VEDANT JORE
4 min readJun 5, 2021
created by vedant jore

Confusion matrix is fairly common term when it involves machine learning. Today i am trying to relate the importance of confusion matrix when considering the cyber crimes.

Now in this article i’m going to feed you delicious breakfast about confusion matrix in cyber security.

So before we jump deep we should initially let’s figure out about what a confusion matrix is

What is the Confusion Matrix?

A confusion matrix is a matrix that plots the quantity of correct predictions against the quantity of incorrect predictions. For a binary classifier, this is able to mean the quantity of true negatives and true positives (correct predictions) versus the quantity of false negatives and false positives (incorrect predictions)
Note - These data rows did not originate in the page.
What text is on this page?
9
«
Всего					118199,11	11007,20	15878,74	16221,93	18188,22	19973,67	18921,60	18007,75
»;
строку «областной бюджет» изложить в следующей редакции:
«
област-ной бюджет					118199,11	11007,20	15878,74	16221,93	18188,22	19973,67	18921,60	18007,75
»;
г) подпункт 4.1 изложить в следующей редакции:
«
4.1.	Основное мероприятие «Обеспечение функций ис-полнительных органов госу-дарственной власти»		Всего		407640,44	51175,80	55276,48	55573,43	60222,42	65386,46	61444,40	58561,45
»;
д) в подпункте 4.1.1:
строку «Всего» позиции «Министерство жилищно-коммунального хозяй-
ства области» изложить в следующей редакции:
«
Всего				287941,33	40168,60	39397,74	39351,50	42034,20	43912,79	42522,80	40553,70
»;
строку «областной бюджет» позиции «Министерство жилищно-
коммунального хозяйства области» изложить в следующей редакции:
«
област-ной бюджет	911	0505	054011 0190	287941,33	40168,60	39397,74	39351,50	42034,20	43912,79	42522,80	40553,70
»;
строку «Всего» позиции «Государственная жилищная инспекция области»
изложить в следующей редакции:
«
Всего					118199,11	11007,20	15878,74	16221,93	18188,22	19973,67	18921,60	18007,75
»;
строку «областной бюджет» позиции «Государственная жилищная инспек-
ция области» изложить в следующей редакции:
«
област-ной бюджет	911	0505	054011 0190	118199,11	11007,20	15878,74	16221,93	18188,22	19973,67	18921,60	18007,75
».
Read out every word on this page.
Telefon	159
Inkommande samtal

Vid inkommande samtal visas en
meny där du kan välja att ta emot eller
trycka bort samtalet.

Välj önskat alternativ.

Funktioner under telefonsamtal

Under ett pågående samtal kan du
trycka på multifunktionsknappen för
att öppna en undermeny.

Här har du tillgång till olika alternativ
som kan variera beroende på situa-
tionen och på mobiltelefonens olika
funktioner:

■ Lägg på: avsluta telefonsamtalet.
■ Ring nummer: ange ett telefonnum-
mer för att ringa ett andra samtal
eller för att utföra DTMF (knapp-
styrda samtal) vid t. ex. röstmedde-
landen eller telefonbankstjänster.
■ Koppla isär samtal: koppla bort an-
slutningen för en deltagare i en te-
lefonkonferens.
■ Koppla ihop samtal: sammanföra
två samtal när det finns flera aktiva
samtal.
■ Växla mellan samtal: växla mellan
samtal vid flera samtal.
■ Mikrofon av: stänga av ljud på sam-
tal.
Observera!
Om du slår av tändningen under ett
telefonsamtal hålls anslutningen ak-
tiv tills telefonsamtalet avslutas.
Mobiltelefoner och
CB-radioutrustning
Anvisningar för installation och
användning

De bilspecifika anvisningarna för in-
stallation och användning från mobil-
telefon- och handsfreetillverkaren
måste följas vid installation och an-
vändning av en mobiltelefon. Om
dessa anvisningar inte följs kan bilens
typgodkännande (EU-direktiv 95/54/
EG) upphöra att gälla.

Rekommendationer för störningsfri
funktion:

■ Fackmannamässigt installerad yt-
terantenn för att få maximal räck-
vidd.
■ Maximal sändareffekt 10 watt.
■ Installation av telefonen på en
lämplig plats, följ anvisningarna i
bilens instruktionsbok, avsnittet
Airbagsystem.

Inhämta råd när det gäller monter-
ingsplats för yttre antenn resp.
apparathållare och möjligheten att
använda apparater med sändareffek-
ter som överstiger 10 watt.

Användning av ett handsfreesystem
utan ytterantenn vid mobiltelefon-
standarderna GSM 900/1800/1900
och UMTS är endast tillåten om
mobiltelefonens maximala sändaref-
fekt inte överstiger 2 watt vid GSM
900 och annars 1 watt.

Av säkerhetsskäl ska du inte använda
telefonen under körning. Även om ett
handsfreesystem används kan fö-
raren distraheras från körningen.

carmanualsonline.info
Architecture of the Confusion Matrix

The size of the matrix is directly proportional to the amount of output classes. It’s a matrix where we assume the column headers as actual values and therefore the row headers as model predictions. Predicted positive and it’s true are True Positives (TP), predicted negative and it’s true are True Negatives (TN), predicted positive and it’s false are False Positives (FP) and predicted negative and it’s false are False Negatives (FN). Let’s have a look..

It is a table with 4 different combinations of predicted and actual values. It’s extremely useful for measuring Recall, Precision, Specificity, Accuracy and most significantly AUC-ROC Curve

How about we comprehend TP, FP, FN, TN as far as pregnancy relationship

  • True Positive:

Interpretation: You predicted positive and it’s true.
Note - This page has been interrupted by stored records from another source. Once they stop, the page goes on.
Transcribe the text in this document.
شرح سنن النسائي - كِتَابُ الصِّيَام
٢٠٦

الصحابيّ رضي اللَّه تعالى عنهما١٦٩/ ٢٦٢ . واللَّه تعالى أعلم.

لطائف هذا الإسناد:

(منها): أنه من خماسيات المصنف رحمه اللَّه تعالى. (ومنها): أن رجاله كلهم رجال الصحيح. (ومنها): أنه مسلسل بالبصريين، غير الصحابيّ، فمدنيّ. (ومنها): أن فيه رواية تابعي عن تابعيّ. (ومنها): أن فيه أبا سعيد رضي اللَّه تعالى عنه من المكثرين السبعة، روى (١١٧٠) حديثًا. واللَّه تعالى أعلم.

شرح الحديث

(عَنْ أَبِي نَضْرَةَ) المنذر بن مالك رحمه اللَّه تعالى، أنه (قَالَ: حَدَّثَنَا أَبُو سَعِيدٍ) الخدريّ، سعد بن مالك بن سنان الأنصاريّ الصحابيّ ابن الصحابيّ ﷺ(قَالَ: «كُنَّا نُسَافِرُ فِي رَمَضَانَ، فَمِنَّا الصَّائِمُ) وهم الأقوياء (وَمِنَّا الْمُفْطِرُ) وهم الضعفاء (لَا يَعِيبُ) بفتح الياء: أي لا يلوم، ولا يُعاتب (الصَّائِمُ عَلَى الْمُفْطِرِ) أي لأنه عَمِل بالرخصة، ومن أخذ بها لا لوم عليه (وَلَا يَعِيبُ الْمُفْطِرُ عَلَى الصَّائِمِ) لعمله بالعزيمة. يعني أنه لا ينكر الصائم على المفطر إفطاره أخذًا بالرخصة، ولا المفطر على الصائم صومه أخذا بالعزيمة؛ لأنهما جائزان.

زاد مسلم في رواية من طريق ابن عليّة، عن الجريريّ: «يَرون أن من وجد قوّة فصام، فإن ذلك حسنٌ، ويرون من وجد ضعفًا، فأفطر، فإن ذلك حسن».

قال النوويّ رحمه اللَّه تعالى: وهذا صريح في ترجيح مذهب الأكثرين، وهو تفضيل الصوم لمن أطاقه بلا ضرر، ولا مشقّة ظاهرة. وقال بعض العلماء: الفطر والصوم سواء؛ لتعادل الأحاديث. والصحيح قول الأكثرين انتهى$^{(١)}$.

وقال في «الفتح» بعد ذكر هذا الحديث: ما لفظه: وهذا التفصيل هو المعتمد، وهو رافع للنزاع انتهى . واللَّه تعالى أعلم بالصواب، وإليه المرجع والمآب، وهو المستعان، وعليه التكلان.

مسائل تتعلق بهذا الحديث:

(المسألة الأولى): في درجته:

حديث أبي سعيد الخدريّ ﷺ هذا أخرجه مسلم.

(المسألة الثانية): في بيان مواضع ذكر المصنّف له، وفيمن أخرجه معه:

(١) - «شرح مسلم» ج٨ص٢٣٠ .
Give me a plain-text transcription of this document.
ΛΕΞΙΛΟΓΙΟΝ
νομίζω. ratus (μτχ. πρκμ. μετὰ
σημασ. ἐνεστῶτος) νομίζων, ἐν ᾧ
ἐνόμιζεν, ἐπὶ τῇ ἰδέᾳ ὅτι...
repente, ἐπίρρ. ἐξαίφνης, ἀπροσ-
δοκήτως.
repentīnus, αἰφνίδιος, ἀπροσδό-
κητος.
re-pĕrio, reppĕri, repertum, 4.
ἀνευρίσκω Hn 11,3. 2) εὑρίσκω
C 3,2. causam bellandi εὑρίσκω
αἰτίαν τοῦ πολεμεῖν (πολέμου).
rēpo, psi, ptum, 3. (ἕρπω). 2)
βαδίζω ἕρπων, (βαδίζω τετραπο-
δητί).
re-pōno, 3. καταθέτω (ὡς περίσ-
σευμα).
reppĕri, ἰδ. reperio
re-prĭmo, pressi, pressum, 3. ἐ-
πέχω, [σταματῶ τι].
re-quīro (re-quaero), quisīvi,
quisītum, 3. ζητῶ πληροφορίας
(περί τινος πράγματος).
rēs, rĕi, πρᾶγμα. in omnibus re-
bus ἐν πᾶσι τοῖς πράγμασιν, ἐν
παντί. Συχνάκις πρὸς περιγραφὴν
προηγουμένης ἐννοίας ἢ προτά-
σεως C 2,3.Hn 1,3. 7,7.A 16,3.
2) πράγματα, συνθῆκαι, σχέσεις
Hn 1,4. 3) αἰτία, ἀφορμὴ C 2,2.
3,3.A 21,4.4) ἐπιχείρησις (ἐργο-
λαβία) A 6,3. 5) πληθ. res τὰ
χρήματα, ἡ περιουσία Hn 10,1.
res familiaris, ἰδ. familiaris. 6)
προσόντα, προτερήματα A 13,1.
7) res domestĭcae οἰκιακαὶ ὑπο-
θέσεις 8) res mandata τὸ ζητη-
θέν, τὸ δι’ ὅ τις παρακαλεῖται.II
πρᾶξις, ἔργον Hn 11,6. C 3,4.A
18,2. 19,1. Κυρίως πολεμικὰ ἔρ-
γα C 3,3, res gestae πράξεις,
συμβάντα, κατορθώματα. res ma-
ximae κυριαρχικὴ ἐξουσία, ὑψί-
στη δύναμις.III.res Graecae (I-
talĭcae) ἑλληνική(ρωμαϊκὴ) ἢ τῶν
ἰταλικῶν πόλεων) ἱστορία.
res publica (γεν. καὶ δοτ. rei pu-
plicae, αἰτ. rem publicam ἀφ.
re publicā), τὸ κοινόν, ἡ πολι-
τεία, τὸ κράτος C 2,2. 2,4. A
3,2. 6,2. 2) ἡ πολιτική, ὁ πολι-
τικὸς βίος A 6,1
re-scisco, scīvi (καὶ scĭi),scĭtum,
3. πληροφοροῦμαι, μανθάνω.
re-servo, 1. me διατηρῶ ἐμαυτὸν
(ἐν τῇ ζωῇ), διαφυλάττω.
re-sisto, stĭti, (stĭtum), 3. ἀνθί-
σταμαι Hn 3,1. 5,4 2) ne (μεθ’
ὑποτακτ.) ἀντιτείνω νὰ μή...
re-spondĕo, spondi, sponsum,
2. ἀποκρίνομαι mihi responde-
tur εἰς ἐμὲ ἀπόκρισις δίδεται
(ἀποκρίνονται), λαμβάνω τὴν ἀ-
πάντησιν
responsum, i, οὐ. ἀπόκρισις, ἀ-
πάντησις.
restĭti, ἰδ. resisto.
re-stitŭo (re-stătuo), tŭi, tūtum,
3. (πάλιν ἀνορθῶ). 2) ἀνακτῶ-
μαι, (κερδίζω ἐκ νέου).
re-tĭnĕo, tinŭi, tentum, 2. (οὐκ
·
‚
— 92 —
You predicted that a woman is pregnant and she actually is.

  • True Negative:

Interpretation: You predicted negative and it’s true.

You predicted that a man is not pregnant and he is actually not.

  • False Positive: (Type 1 Error)

Interpretation: You predicted positive and it’s false.

You predicted that a man is pregnant but he is actually not.

  • False Negative: (Type 2 Error)

Interpretation: You predicted negative and it’s false.

You predicted that a woman is not pregnant but she actually is.

Simply Remember, We describe predicted values as Positive and Negative and actual values as True and False.

What would be able to gain from this?

ohh i think i forgot to tell you some basic terminologies related with this.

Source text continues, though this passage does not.